The end of 3D Modeling: Project Tango at Google I/O

Details about Google Project Tango, 3D vision for mobile devices, have been available since February. At Google I/O project lead Johnny Lee demonstrated the latest device featuring Nvidia’s K1 Tegra, putting some flesh on the bones of an undeniably cool idea. 

Project Tango Reference Design with K1 Tegra
The latest iteration of a Project Tango device: record your reality and make it what you want it to be. Google is working with 40 active partners to put computer vision to work in consumer devices.

The early assessments from Google I/O this year are that the company got a lot of work done, but maybe not so much magic. The mainstage presentations covered the upcoming L version of Android, which will get its official cute dessert name later this year as products using it come to market. The straightforward L code name suits this year’s Google I/O, which covered the ever widening territory of Google’s interests, and mobile’s capabilities. The company showed off its new tools for developing apps for wearables, drivables, and watchables (TVs, tablets, etc.).

That’s not to say there was no magic. Computer scientist Johnny Lee, of Project Tango demonstrated the latest iteration of a tablet with machine vision.  The new device is the culmination of 4 design iterations as the team worked to reduce the size of the camera module and produce a practical, affordable device. The tablet-sized device is based on Nvidia’s Tegra K1 with a 128GB SSD, and 4GB of RAM. It also features accelerometers, two cameras (one wide angle camera and a traditional camera), which combine to capture image, depth, and motion sensing.  According published reports, the development kit will cost $1,024 and includes Google’s SDK.

No place like home: Matterport was able to build a 3D model from data collected by a Project Tango device. (Source: Matterport)
No place like home: Matterport was able to build a 3D model from data collected by a Project Tango device. (Source: Matterport)

At Google I/O Johnny Lee’s demonstrated that the device can not only see but it can build. Lee’s demos showed the device being walked around Google HQ, up several flights of stairs and down, and also through Lee’s house. The device could construct a rough 3D model of the environments in real time. In addition, capturing the data and applying post-processing could result in a realistic 3D model of the space. The model showed by Lee was built by developer Matterport, which specializes in machine vision software. The room they used is far from a pristine area; it’s a room in transition complete with packing boxes, tools, cans, drapes, etc.
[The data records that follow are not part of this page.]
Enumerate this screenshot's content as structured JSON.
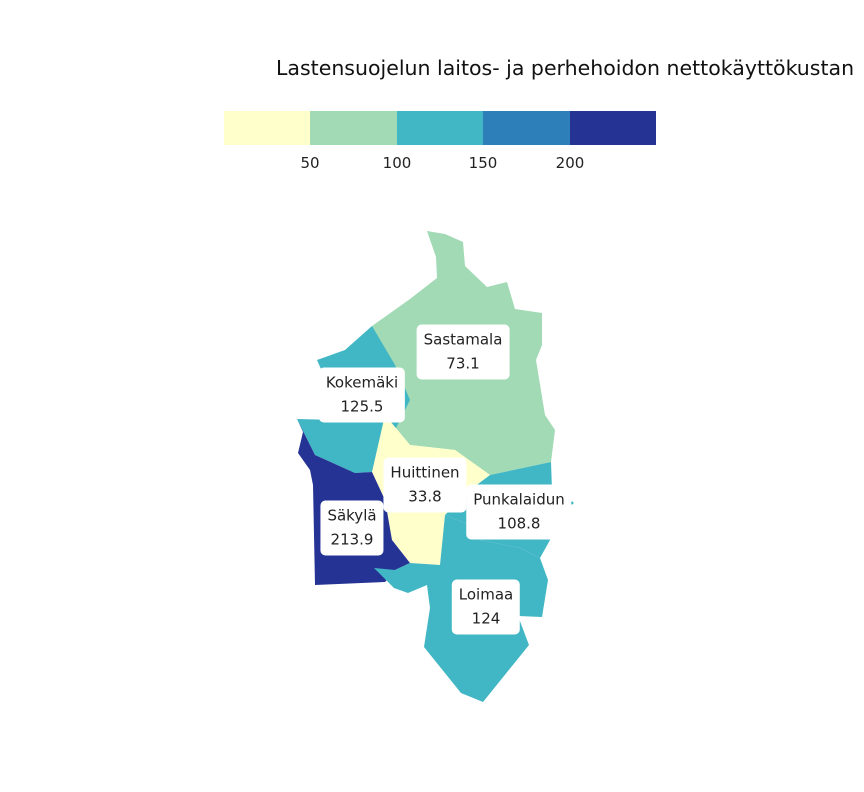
{
  "title": "Lastensuojelun laitos- ja perhehoidon nettokäyttökustan",
  "legend": {
    "colors": [
      "#ffffcc",
      "#a1dab4",
      "#41b6c4",
      "#2c7fb8",
      "#253494"
    ],
    "ticks": [
      "50",
      "100",
      "150",
      "200"
    ]
  },
  "regions": [
    {
      "name": "Sastamala",
      "value": "73.1",
      "color": "#a1dab4"
    },
    {
      "name": "Kokemäki",
      "value": "125.5",
      "color": "#41b6c4"
    },
    {
      "name": "Huittinen",
      "value": "33.8",
      "color": "#ffffcc"
    },
    {
      "name": "Punkalaidun",
      "value": "108.8",
      "color": "#41b6c4"
    },
    {
      "name": "Säkylä",
      "value": "213.9",
      "color": "#253494"
    },
    {
      "name": "Loimaa",
      "value": "124",
      "color": "#41b6c4"
    }
  ]
}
First of all, creating a usable model of an area with consumer hardware is decidedly cool, and second of all that model can be just the starting point. The model can provide the bones for different environments — a complete remodel, an idealized fantasy land, a space ship.

Even though the focus is on the consumer market, it’s not surprising that Autodesk and Trimble are among the active participants in the Tango project. The world of 3D modeling is changing fast and it’s changing forever.